A l’époque de son troisième album Ruinism, le producteur Stuart Howard a fait évoluer sa musique en tant que Lapalux du R&B sirupeux et de ses mutations hip hop en faveur d’un design audio plus pointu et tout en déconstructions, plus proches de producteurs visionnaires comme Rabit ou Demdike Stare. 

Il a aussi changé les thèmes qu’il abordait, abandonnant les rêves langoureux pour davantage explorer des réflexions alarmistes sur la mortalité. 

L’album Amnioverse prolonge ses velléités existentialistes avec ce titre en mot-valise qui associe liquide amniotique et univers, faisant référence à un cycle perpétuel et fluide de vie, de mort et de renaissance. 

Cet album nous présente alors son travail d’arrangements le plus complexe et minutieux à ce jour, incorporant des sonorités de synthétiseurs modulaires en des compositions tout en détails qui progressent d’une quasi immobilité à des sections rythmiques fracturées et menaçantes. Les voix restent un élément important de la musique de Lapalux, avec les deux chanteurs invités JFDR et Lilia qui offrent des moments clés de son émouvante introspection, mais cette fois Stuart Howard a ajouté à ses morceaux des fragments de paroles de personnes qui lui sont très proches. 

A certains égards, ces moments sont absolument bouleversants, comme sur le morceau “Earth”  lorsqu’un un homme exprime sa peine de coeur et la morosité du monde à cet instant. Par moments, l’ambiance devient aussi cryptique et atmosphérique que celle développée par le producteur Burial, mais propulsée dans l’espace plutôt qu ‘étouffée sous un oreiller et dans une ambiance moite. 

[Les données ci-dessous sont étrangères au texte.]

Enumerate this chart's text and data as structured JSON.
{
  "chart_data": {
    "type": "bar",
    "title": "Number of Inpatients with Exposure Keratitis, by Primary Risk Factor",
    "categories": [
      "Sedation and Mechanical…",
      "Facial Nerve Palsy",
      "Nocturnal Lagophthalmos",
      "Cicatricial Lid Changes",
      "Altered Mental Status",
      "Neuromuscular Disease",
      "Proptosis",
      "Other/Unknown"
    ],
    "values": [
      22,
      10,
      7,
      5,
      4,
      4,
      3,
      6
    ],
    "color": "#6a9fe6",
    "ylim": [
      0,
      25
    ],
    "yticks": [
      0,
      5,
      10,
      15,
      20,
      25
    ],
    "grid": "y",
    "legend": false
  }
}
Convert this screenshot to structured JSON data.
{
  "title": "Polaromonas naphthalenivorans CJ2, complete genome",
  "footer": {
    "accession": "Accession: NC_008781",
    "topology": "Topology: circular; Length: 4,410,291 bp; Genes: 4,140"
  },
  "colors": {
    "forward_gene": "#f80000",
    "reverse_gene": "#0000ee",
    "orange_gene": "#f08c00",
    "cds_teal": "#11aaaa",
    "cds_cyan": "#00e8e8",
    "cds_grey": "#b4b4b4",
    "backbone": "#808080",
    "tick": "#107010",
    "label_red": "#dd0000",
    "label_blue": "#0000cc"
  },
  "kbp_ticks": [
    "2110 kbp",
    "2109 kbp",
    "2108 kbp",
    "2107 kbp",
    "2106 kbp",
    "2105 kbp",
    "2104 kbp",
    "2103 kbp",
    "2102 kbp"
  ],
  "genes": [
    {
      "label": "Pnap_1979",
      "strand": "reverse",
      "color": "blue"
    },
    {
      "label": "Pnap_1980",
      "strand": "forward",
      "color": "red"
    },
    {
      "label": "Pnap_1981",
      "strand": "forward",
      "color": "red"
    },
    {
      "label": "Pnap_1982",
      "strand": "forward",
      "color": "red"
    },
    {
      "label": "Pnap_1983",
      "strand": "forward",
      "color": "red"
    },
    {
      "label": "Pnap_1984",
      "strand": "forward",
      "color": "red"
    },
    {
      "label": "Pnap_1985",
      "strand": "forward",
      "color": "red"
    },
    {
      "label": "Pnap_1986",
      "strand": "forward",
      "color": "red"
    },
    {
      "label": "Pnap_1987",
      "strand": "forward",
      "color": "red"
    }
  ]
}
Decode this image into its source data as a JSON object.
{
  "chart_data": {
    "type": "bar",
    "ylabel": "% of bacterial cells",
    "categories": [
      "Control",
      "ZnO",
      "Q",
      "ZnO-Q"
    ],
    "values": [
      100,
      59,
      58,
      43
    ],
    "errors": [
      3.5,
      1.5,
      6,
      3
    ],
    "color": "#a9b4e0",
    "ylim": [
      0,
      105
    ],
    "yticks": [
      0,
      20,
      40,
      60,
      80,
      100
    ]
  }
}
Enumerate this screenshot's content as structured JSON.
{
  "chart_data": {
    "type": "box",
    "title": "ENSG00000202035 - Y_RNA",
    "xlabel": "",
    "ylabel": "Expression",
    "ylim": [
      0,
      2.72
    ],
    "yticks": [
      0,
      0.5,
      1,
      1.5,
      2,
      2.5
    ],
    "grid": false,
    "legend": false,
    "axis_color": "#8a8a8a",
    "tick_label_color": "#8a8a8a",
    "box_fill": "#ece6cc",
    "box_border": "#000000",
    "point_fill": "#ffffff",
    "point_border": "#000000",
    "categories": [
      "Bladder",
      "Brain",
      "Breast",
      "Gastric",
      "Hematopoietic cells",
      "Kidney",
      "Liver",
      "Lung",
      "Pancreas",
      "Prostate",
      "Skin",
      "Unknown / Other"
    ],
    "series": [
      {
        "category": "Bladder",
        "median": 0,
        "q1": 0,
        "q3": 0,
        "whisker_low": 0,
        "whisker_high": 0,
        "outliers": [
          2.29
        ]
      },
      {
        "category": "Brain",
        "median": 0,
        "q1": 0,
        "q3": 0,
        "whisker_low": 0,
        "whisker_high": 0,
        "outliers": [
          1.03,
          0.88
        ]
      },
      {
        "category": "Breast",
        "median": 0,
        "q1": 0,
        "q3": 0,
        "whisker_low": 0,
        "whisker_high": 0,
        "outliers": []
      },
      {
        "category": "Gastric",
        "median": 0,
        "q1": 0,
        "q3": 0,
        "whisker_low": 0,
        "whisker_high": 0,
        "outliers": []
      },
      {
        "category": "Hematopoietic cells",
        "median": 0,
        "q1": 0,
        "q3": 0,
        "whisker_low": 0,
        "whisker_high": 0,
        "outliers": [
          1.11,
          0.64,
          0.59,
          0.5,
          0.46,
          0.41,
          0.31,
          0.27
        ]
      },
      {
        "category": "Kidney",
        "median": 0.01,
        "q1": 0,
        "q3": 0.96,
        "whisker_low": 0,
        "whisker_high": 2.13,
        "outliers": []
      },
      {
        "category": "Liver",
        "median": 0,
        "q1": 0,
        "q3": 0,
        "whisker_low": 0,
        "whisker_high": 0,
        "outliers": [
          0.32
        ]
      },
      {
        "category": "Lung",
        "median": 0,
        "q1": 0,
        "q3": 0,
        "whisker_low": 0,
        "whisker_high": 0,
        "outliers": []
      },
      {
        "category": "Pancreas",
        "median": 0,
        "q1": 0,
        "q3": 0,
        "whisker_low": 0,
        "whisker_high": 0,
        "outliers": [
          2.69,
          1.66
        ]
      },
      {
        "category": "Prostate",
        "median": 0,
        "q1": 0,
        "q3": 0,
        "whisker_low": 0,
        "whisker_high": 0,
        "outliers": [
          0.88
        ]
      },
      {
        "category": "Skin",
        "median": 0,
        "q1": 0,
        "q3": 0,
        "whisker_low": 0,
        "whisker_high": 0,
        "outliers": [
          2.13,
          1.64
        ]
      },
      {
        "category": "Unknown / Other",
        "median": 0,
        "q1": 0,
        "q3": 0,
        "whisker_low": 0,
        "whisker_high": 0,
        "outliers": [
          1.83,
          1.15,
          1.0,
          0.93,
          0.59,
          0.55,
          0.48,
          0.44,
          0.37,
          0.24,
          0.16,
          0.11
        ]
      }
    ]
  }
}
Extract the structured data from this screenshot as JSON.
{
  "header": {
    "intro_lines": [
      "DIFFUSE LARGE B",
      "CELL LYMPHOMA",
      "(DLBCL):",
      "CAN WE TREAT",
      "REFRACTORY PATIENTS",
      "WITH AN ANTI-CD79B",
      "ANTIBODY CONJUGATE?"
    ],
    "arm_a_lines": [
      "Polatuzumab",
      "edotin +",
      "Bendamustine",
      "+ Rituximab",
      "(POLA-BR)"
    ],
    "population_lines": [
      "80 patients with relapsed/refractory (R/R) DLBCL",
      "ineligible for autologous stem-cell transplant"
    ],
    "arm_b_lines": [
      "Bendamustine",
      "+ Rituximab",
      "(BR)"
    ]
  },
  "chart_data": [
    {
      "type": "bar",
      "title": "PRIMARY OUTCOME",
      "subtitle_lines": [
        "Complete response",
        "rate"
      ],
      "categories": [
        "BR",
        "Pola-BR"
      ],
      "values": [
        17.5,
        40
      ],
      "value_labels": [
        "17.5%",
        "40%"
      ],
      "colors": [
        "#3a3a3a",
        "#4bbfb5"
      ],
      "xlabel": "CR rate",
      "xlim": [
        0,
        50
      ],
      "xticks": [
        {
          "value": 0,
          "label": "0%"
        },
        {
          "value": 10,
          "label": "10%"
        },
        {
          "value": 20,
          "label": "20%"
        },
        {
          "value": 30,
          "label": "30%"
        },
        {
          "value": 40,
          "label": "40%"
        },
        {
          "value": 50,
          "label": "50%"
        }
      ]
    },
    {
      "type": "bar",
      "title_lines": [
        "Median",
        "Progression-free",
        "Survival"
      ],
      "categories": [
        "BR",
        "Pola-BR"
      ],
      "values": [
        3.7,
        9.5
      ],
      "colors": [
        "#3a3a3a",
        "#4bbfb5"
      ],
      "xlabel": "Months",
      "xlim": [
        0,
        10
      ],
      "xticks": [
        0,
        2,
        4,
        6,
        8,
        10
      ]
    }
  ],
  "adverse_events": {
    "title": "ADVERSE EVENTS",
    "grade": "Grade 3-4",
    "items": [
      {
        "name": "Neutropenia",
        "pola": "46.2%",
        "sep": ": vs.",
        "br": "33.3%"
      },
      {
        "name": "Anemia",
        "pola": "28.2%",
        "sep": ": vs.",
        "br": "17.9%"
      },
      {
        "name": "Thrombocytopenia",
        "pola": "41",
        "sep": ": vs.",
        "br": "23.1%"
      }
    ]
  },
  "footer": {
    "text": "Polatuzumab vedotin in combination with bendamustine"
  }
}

Sur le morceau “Voltaic Acid”, des rythmiques breakées ressemblant à une jungle barrée surgissent de nulle part après plusieurs minutes d’émotions et de solennité, rendues encore plus acerbes par des séquences de synthétiseurs acides et tourbillonnantes. 

D’autres comme “Momentine” et “Thin Air” se développent sur des rythmiques techno plutôt que de tourner autour, et l’on s’aperçoit alors ques ces sensations de suspense et d’émerveillement sont véritablement le carburant de l’album et maintiennent l’attention de l’auditeur de façon très convaincante.  

Le titre “Limb to Limb” est sans doute le morceau au chant le plus touchant et mémorable, avec la voix de Lilia qui survole avec majesté et sans heurts des breaks pourtant aussi menaçants que désarticulés, tandis que “The Lux Quadrant” est une electro déformée dans la veine de Lanark Artefax ou Objekt, offrant une pause avec le chant élégiaque de JFDR. 

Tout comme l’album Ruinism, Amnioverse est une oeuvre ambitieuse qui ne laisse pas indifférent et qui semble évaluer l’existence dans son intégralité, il est difficile alors de ne pas être touché à son écoute.